3. Focus also means not changing plans every week. While the advantage of being a startup meant the marketing team (just me back then!) could be driven crazy by new ideas and requests for urgent PRs, new banner ads and an emergency product launch - or two, grown-up company days do not make that possible. We cannot decide overnight to product launch in Australasia instead of Western Europe. This is because all of the support channels and accompanying wagon of online and offline marketing tools required are all geared for Western Europe. And no, deciding to ‘just add’ another market overnight is not really possible either!
4. Everybody is a marketing expert. I can sit in a management meeting and colleagues who have not spent a day working on messaging, pitching or PR will dish out their ‘best practice’ thoughts. I’m all for input, but we’re in the big league now and there’s even less room for amateurs in here. Let the professionals do their work. That is what they’re paid for.
I don’t recall sitting in an R&D led product meeting with marketing and sales, or legal, chipping in on how to speed up “one small feature request” that’s taking 6 months to develop; but when it comes to marketing, everyone’s a self-appointed expert, with a voice.

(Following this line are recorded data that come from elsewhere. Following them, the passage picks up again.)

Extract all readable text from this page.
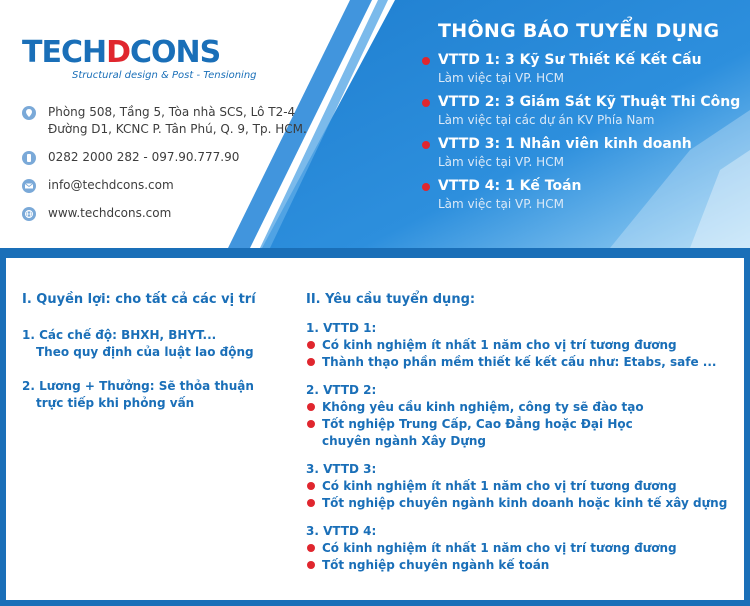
TECHDCONS
Structural design & Post - Tensioning
Phòng 508, Tầng 5, Tòa nhà SCS, Lô T2-4
Đường D1, KCNC P. Tân Phú, Q. 9, Tp. HCM.
0282 2000 282 - 097.90.777.90
info@techdcons.com
www.techdcons.com
THÔNG BÁO TUYỂN DỤNG
VTTD 1: 3 Kỹ Sư Thiết Kế Kết Cấu
Làm việc tại VP. HCM
VTTD 2: 3 Giám Sát Kỹ Thuật Thi Công
Làm việc tại các dự án KV Phía Nam
VTTD 3: 1 Nhân viên kinh doanh
Làm việc tại VP. HCM
VTTD 4: 1 Kế Toán
Làm việc tại VP. HCM
I. Quyền lợi: cho tất cả các vị trí
1. Các chế độ: BHXH, BHYT...
Theo quy định của luật lao động
2. Lương + Thưởng: Sẽ thỏa thuận
trực tiếp khi phỏng vấn
II. Yêu cầu tuyển dụng:
1. VTTD 1:
Có kinh nghiệm ít nhất 1 năm cho vị trí tương đương
Thành thạo phần mềm thiết kế kết cấu như: Etabs, safe ...
2. VTTD 2:
Không yêu cầu kinh nghiệm, công ty sẽ đào tạo
Tốt nghiệp Trung Cấp, Cao Đẳng hoặc Đại Học
chuyên ngành Xây Dựng
3. VTTD 3:
Có kinh nghiệm ít nhất 1 năm cho vị trí tương đương
Tốt nghiệp chuyên ngành kinh doanh hoặc kinh tế xây dựng
3. VTTD 4:
Có kinh nghiệm ít nhất 1 năm cho vị trí tương đương
Tốt nghiệp chuyên ngành kế toán
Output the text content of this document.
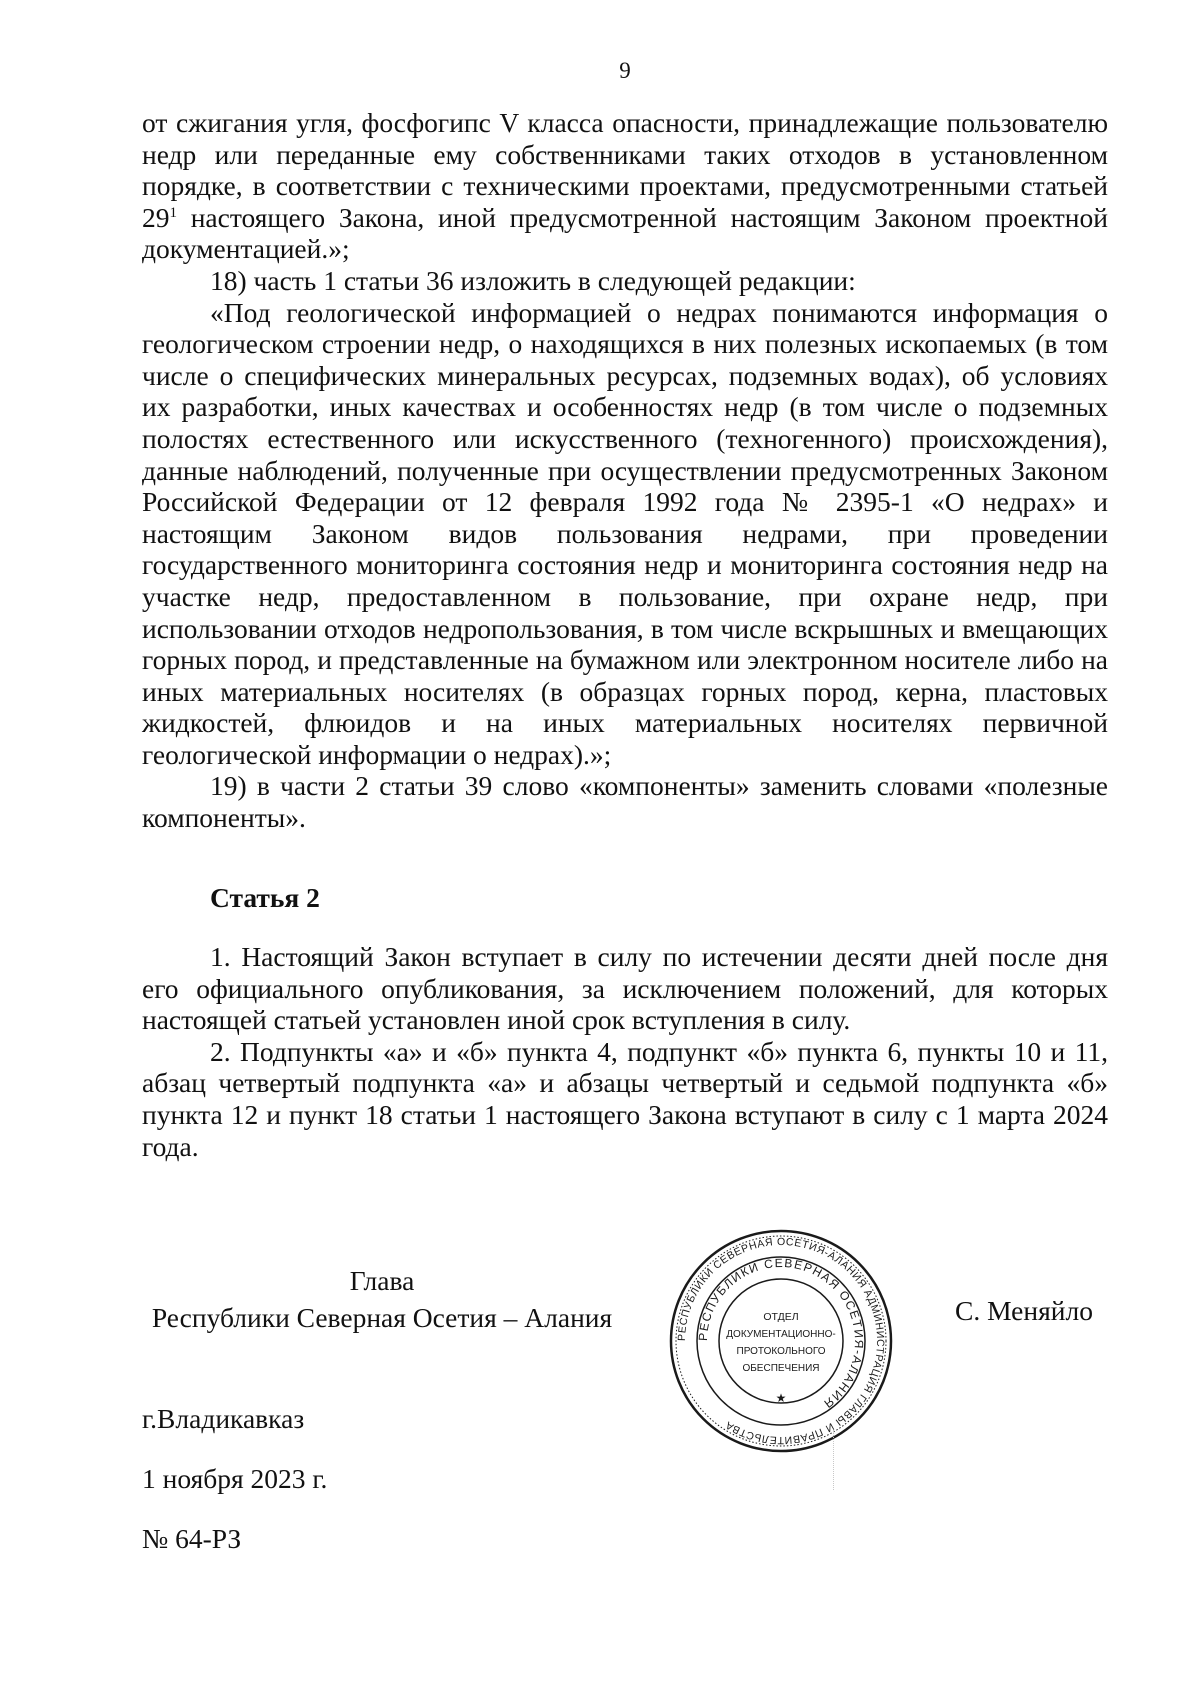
9

от сжигания угля, фосфогипс V класса опасности, принадлежащие пользователю недр или переданные ему собственниками таких отходов в установленном порядке, в соответствии с техническими проектами, предусмотренными статьей $29^1$ настоящего Закона, иной предусмотренной настоящим Законом проектной документацией.»;

18) часть 1 статьи 36 изложить в следующей редакции:

«Под геологической информацией о недрах понимаются информация о геологическом строении недр, о находящихся в них полезных ископаемых (в том числе о специфических минеральных ресурсах, подземных водах), об условиях их разработки, иных качествах и особенностях недр (в том числе о подземных полостях естественного или искусственного (техногенного) происхождения), данные наблюдений, полученные при осуществлении предусмотренных Законом Российской Федерации от 12 февраля 1992 года № 2395-1 «О недрах» и настоящим Законом видов пользования недрами, при проведении государственного мониторинга состояния недр и мониторинга состояния недр на участке недр, предоставленном в пользование, при охране недр, при использовании отходов недропользования, в том числе вскрышных и вмещающих горных пород, и представленные на бумажном или электронном носителе либо на иных материальных носителях (в образцах горных пород, керна, пластовых жидкостей, флюидов и на иных материальных носителях первичной геологической информации о недрах).»;

19) в части 2 статьи 39 слово «компоненты» заменить словами «полезные компоненты».

Статья 2

1. Настоящий Закон вступает в силу по истечении десяти дней после дня его официального опубликования, за исключением положений, для которых настоящей статьей установлен иной срок вступления в силу.

2. Подпункты «а» и «б» пункта 4, подпункт «б» пункта 6, пункты 10 и 11, абзац четвертый подпункта «а» и абзацы четвертый и седьмой подпункта «б» пункта 12 и пункт 18 статьи 1 настоящего Закона вступают в силу с 1 марта 2024 года.

Глава
Республики Северная Осетия – Алания
РЕСПУБЛИКИ СЕВЕРНАЯ ОСЕТИЯ-АЛАНИЯ АДМИНИСТРАЦИЯ ГЛАВЫ И ПРАВИТЕЛЬСТВА
РЕСПУБЛИКИ СЕВЕРНАЯ ОСЕТИЯ-АЛАНИЯ
ОТДЕЛ
ДОКУМЕНТАЦИОННО-
ПРОТОКОЛЬНОГО
ОБЕСПЕЧЕНИЯ
★
С. Меняйло
г.Владикавказ
1 ноября 2023 г.
№ 64-РЗ
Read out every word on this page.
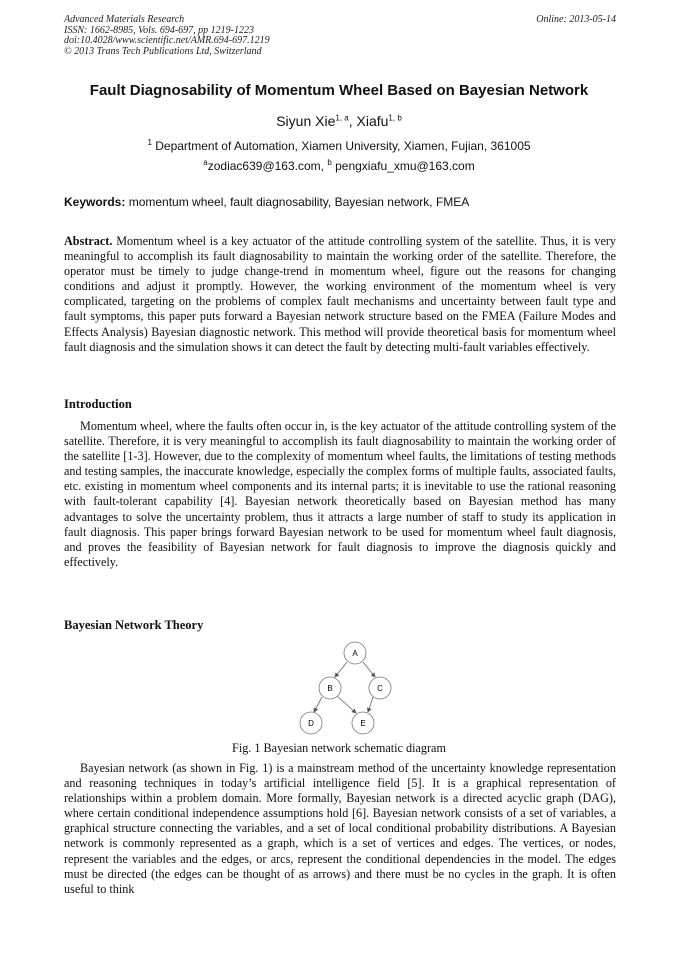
Advanced Materials Research
ISSN: 1662-8985, Vols. 694-697, pp 1219-1223
doi:10.4028/www.scientific.net/AMR.694-697.1219
© 2013 Trans Tech Publications Ltd, Switzerland
Online: 2013-05-14
Fault Diagnosability of Momentum Wheel Based on Bayesian Network
Siyun Xie$^{1, a}$, Xiafu$^{1, b}$
$^1$ Department of Automation, Xiamen University, Xiamen, Fujian, 361005
$^a$zodiac639@163.com, $^b$ pengxiafu_xmu@163.com
Keywords: momentum wheel, fault diagnosability, Bayesian network, FMEA
Abstract. Momentum wheel is a key actuator of the attitude controlling system of the satellite. Thus, it is very meaningful to accomplish its fault diagnosability to maintain the working order of the satellite. Therefore, the operator must be timely to judge change-trend in momentum wheel, figure out the reasons for changing conditions and adjust it promptly. However, the working environment of the momentum wheel is very complicated, targeting on the problems of complex fault mechanisms and uncertainty between fault type and fault symptoms, this paper puts forward a Bayesian network structure based on the FMEA (Failure Modes and Effects Analysis) Bayesian diagnostic network. This method will provide theoretical basis for momentum wheel fault diagnosis and the simulation shows it can detect the fault by detecting multi-fault variables effectively.
Introduction
Momentum wheel, where the faults often occur in, is the key actuator of the attitude controlling system of the satellite. Therefore, it is very meaningful to accomplish its fault diagnosability to maintain the working order of the satellite [1-3]. However, due to the complexity of momentum wheel faults, the limitations of testing methods and testing samples, the inaccurate knowledge, especially the complex forms of multiple faults, associated faults, etc. existing in momentum wheel components and its internal parts; it is inevitable to use the rational reasoning with fault-tolerant capability [4]. Bayesian network theoretically based on Bayesian method has many advantages to solve the uncertainty problem, thus it attracts a large number of staff to study its application in fault diagnosis. This paper brings forward Bayesian network to be used for momentum wheel fault diagnosis, and proves the feasibility of Bayesian network for fault diagnosis to improve the diagnosis quickly and effectively.
Bayesian Network Theory
A
B	C
D	E
Fig. 1 Bayesian network schematic diagram
Bayesian network (as shown in Fig. 1) is a mainstream method of the uncertainty knowledge representation and reasoning techniques in today’s artificial intelligence field [5]. It is a graphical representation of relationships within a problem domain. More formally, Bayesian network is a directed acyclic graph (DAG), where certain conditional independence assumptions hold [6]. Bayesian network consists of a set of variables, a graphical structure connecting the variables, and a set of local conditional probability distributions. A Bayesian network is commonly represented as a graph, which is a set of vertices and edges. The vertices, or nodes, represent the variables and the edges, or arcs, represent the conditional dependencies in the model. The edges must be directed (the edges can be thought of as arrows) and there must be no cycles in the graph. It is often useful to think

5. Branding is not about your favorite color. This is what blew it for me and was the last straw. Five months into the branding project, during the final final final presentation made to management and the CEO says, “You know what, this green doesn’t really do it for me.”
We’d hired one of the top 3 branding agencies in the US. They had worked diligently for weeks and polled preferences of close to 100 people representing the relevant target audiences, documented reactions to different design elements and types of font, checked the brand elements on every single type of online and offline media possible - and the results were, quite frankly, spot on for the company.
But the CEO does not like that shade of green. I was half expecting some guerrilla stunt team to come out with a camera. It was a joke, right?
[ME] Gulp - Yeah. Tough one. “So what made you stay?”
[James] Oh, turns out the new CEO starts on Monday.
*Big Hairy Audacious Goals: A strategic business statement similar to a vision statement that is created to focus an organization on a single medium-long term organization-wide goal which is audacious, likely to be externally questionable, but not internally regarded as impossible.